I AM HAPPY to be home. I was sorry to leave Delaware. I am loving the cool breeze, the dry air, the deep blue sky and the rustling leaves here in our backyard on the Vineyard. I am missing the enveloping warmth of the hot, humid, languid days of last week.
I am happy it’s the weekend and that we could splay out on the back deck this morning, books and phones and coffee and toasted cinnamon raisin bread strewn about, freshly clipped flowers stowed in mason jars of cool water in the shade. I am wishing I didn’t have work to do, many hours of it, inside, and bills to pay and housework to do. But I am looking forward to a long walk and grilled chicken for dinner. And maybe a game of Scrabble if there is time.
I was beside myself with excitement and joy to see all the flowers blooming in my garden when I got home. But bummed that a critter has apparently eaten the first ripe beefsteak tomato. And sad when I think of my father outside in the sun, dutifully pruning and hauling and replanting his garden plants, but with no family dinner to look forward to tonight.
I’m happy for the quiet day here with my partner, but missing my Dad and sister very much.
It occurs to me once again how much influence the narrator has over the trajectory of a story. (Just think of the impossibly fictional creation of a social media feed…even my own, where I mostly show the pretty flowers—not the rotten or bug-eaten ones.) Amazing how details are carefully plucked from life and arranged in a row to advance one (white-washed) story line over another.

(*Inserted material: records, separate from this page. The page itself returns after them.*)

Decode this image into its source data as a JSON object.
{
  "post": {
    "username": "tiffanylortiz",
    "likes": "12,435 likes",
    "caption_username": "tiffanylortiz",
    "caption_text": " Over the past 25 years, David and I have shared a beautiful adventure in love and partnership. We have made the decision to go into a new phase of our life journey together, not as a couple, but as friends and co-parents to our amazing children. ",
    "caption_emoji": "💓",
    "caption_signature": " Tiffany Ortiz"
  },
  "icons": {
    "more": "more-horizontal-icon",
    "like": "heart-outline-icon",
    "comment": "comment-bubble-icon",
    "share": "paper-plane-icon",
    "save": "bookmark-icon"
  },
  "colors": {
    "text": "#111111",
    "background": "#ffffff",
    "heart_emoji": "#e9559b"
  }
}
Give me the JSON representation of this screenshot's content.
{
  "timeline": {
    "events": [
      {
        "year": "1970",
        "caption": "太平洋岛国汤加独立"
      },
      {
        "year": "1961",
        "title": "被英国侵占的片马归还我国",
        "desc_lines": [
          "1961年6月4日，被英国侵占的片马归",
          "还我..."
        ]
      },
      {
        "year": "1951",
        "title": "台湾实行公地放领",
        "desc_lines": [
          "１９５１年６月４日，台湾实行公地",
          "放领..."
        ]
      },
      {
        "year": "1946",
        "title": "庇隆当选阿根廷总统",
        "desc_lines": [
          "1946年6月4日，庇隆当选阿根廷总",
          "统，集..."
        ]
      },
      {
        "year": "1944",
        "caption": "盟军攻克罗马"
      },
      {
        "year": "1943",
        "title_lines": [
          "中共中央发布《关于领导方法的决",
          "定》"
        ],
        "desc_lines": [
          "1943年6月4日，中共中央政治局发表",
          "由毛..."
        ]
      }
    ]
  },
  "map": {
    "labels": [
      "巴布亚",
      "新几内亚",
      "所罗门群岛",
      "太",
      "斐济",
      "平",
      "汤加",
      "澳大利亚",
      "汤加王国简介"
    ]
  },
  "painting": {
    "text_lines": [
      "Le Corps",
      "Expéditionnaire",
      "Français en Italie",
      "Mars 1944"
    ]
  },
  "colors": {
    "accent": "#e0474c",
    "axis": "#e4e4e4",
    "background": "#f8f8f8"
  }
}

But real stories are never linear, and real emotions are never constant.
I craft my own stories so that they lean positive, mostly because I do want to share the joy I feel like I’ve worked hard for, and because I think it’s especially great to show how life smooths out in sobriety. But also, I probably don’t dwell on the negative or the controversial as much because I’m not as confident there. I have to be very very sure of my knowledge of a subject before condemning an action with opinion.

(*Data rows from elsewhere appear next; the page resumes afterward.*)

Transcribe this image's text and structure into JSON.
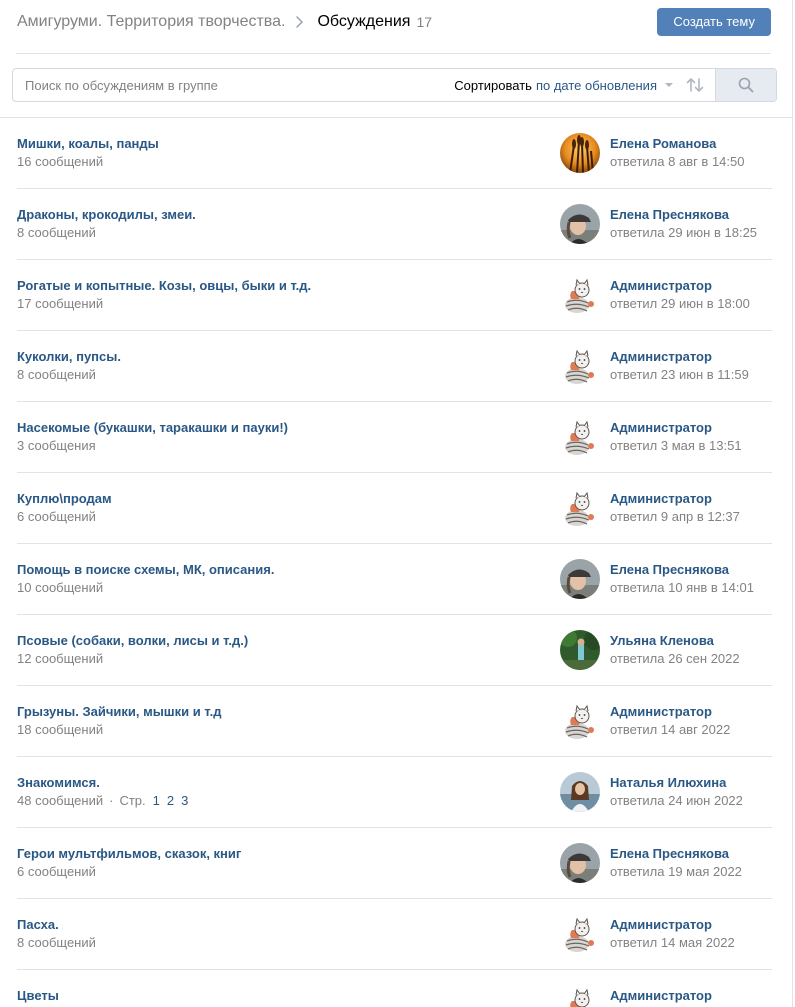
{
  "header": {
    "group_name": "Амигуруми. Территория творчества.",
    "section_title": "Обсуждения",
    "topic_count": "17",
    "create_button": "Создать тему"
  },
  "search": {
    "placeholder": "Поиск по обсуждениям в группе",
    "sort_label": "Сортировать",
    "sort_value": "по дате обновления"
  },
  "colors": {
    "accent": "#5181b8",
    "link": "#2a5885",
    "muted": "#828282",
    "divider": "#e1e3e6"
  },
  "topics": [
    {
      "title": "Мишки, коалы, панды",
      "messages": "16 сообщений",
      "author": "Елена Романова",
      "reply": "ответила 8 авг в 14:50",
      "avatar": "avatar-wheat-sunset"
    },
    {
      "title": "Драконы, крокодилы, змеи.",
      "messages": "8 сообщений",
      "author": "Елена Преснякова",
      "reply": "ответила 29 июн в 18:25",
      "avatar": "avatar-woman-cap"
    },
    {
      "title": "Рогатые и копытные. Козы, овцы, быки и т.д.",
      "messages": "17 сообщений",
      "author": "Администратор",
      "reply": "ответил 29 июн в 18:00",
      "avatar": "avatar-cat-yarn"
    },
    {
      "title": "Куколки, пупсы.",
      "messages": "8 сообщений",
      "author": "Администратор",
      "reply": "ответил 23 июн в 11:59",
      "avatar": "avatar-cat-yarn"
    },
    {
      "title": "Насекомые (букашки, таракашки и пауки!)",
      "messages": "3 сообщения",
      "author": "Администратор",
      "reply": "ответил 3 мая в 13:51",
      "avatar": "avatar-cat-yarn"
    },
    {
      "title": "Куплю\\продам",
      "messages": "6 сообщений",
      "author": "Администратор",
      "reply": "ответил 9 апр в 12:37",
      "avatar": "avatar-cat-yarn"
    },
    {
      "title": "Помощь в поиске схемы, МК, описания.",
      "messages": "10 сообщений",
      "author": "Елена Преснякова",
      "reply": "ответила 10 янв в 14:01",
      "avatar": "avatar-woman-cap"
    },
    {
      "title": "Псовые (собаки, волки, лисы и т.д.)",
      "messages": "12 сообщений",
      "author": "Ульяна Кленова",
      "reply": "ответила 26 сен 2022",
      "avatar": "avatar-girl-nature"
    },
    {
      "title": "Грызуны. Зайчики, мышки и т.д",
      "messages": "18 сообщений",
      "author": "Администратор",
      "reply": "ответил 14 авг 2022",
      "avatar": "avatar-cat-yarn"
    },
    {
      "title": "Знакомимся.",
      "messages": "48 сообщений",
      "pages_label": "Стр.",
      "pages": [
        "1",
        "2",
        "3"
      ],
      "author": "Наталья Илюхина",
      "reply": "ответила 24 июн 2022",
      "avatar": "avatar-woman-sea"
    },
    {
      "title": "Герои мультфильмов, сказок, книг",
      "messages": "6 сообщений",
      "author": "Елена Преснякова",
      "reply": "ответила 19 мая 2022",
      "avatar": "avatar-woman-cap"
    },
    {
      "title": "Пасха.",
      "messages": "8 сообщений",
      "author": "Администратор",
      "reply": "ответил 14 мая 2022",
      "avatar": "avatar-cat-yarn"
    },
    {
      "title": "Цветы",
      "messages": "",
      "author": "Администратор",
      "reply": "",
      "avatar": "avatar-cat-yarn"
    }
  ]
}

But on a given day or in the space of an hour or a minute, no matter how much joy I’m experiencing, there are always moments of malaise. Mostly they pass quickly, and I am back on the bright side. But sometimes they linger on in the background, naggingly present, even though I’ve made every effort to stash them.
Living in joy is a good place to be, but it isn’t possible all the time and even difficult for some people to do most of the time. (Understanding that is called empathy.) I like to think of it as a choice, but it isn’t – at least not in the moment. Though it is a series of a zillion choices, starting with making the decision to be honest about what you feel, which can change like the wind direction in a nanosecond. And sometimes you feel two ways at one time.
All the little choices that move you towards the light matter. I chose to live on Martha’s Vineyard because the suburbs of New York were too frenetic for me. I chose to quit my job as editor in chief of a national food magazine because, in sobriety, I discovered that I actually don’t handle stress well. I’ve made a lot of bad choices, too, over the years, but they are surprisingly less frequent now that I listen to my gut (whenever I am quiet enough to hear it). (And choosing to plant a lot of flowers this year was definitely a very fine decision.)
I have a good life, interrupted by occasional bad things, like everyone else. That’s my story for today.